To be of any use the ontologies have to be imported into
the development tools which they use. The mostly UML based
tools (including SysML) are now robust, ordinary engineers
can and do use them to develop large complex systems. By and
large these folks cannot or will not use traditional logic
syntax. Also there are not commercial grade tools that have
been proven in the industrial context. This doesn’t mean
that these language don’t need a formal semantics, and need
extensions to handle the applications that they are being
used for. They do. I have been arguing for a long time that
the formal methods folks should focus on retrofitting and
evolving these tools, rather than attempting to develop new
ones.
As a practical note, I believe that the SysML community
is more receptive to something such as William Frank
advocates than the UML community. The reason being that
sociologically the engineering community has to deal with a
much broader scope of applications than the UML community.
If the battery fire on a commercial aircraft causes a crash
then the manufacturer will certainly be sued and will be
asked to produce the analysis and test results that were
used to declare the aircraft safe to fly. If these results
are not compelling the manufacture is in big trouble.

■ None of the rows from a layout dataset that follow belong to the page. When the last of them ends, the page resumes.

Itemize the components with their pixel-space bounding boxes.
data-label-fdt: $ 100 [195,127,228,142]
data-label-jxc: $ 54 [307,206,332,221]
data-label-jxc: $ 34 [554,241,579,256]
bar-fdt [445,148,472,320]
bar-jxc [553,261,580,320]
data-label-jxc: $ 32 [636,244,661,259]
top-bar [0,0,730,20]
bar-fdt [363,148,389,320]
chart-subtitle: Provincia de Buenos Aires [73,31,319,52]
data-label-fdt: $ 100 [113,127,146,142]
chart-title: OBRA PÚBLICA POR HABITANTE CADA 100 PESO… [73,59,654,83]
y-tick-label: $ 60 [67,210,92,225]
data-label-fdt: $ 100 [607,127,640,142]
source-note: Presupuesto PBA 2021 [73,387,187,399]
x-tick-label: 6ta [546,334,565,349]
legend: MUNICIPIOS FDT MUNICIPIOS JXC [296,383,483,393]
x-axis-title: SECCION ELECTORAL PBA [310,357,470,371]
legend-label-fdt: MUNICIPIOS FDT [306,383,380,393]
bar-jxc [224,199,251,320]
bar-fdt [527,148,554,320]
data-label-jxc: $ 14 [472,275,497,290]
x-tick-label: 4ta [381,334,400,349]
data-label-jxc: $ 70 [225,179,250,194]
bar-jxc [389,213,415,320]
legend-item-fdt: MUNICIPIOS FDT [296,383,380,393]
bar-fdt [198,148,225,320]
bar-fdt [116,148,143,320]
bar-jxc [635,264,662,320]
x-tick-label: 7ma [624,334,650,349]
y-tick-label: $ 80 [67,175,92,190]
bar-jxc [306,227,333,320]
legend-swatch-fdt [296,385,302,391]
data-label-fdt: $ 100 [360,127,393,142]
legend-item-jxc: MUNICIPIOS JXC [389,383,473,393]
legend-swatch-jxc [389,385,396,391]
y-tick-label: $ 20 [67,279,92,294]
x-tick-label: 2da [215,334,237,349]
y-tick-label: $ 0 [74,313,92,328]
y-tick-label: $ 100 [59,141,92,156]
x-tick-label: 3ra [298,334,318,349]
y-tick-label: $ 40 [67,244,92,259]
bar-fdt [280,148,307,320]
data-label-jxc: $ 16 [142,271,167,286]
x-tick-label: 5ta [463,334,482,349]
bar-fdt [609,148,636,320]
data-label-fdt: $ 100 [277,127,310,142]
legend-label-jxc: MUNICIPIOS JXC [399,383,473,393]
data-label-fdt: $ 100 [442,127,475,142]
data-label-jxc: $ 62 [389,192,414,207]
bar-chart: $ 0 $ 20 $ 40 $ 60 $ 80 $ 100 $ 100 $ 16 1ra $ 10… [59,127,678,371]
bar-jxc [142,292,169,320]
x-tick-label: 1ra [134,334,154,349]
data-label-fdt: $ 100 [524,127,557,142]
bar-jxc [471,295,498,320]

Engineers are beginning to get this.
As a comment on Ron Wheeler’s comment the ontologies I
see in the big data world if they deserve the name
ontologies, are currently much simpler than the kind of
ontologies mentioned here. However, if these systems are to
be used for medical diagnosis, and drug design and analysis
then they will have to have the complexity of the ones I am
talking about.
I do not know of anywhere within a university context
material relevant to this discussion is being taught. There
presently doesn’t even seem to be any traditional
departments willing to pick this up, in my limited
experience.
By the way, I am passing along John’s slides to a group I
am working with which is in desperate need of an upper
ontology.
Henson
Sent: Tuesday, February 18, 2014 9:15 AM
Subject: Re: [ontolog-forum] Good ontologies
without good tools are useless
Yes,
UML based on a many-sorted higher order predicate
calculus with Henkin semantics, and a simple upper
ontology represented by the sorts -
this is what we (Joauquin Miller, Kevin Tyson, and I)
proposed for UML 2, in Clear, Clean, Concise (3C) UML
Communications of the ACM, Nov 2002, volume 45,
no. 11 pages 79 - 81.
"The Clear, Clean, Concise (3C) UML2 proposal makes
the language
easier to understand and enables it to describe a
broader
range of systems, from Web agents and services to
entire business
communities."
This was never going to happen, at that point. The
agenda was set by Oracle and IBM, with no regard for the
benefits to the long term future of systems
engineering. Also, I misunderstood people so much that
instead of referencing the science, I simply explained
the BENEFITS, and showed how simple it was to
use this language, so I now suspect they thought this
was some new off-the-wall approach invented by us
three.
I agree with all you say below, John, but add that an
equally important feature integrated into a cosistent set
of of UML models, along with the 4 you list, are state -
transition models, the backbone, in my opinion, for
precise behavior specifications. Myself, I find UML
diagrams, with my OWN simple simple common logic
semantics, the most effective way to ensure a system
consistency, because of all these integrated models.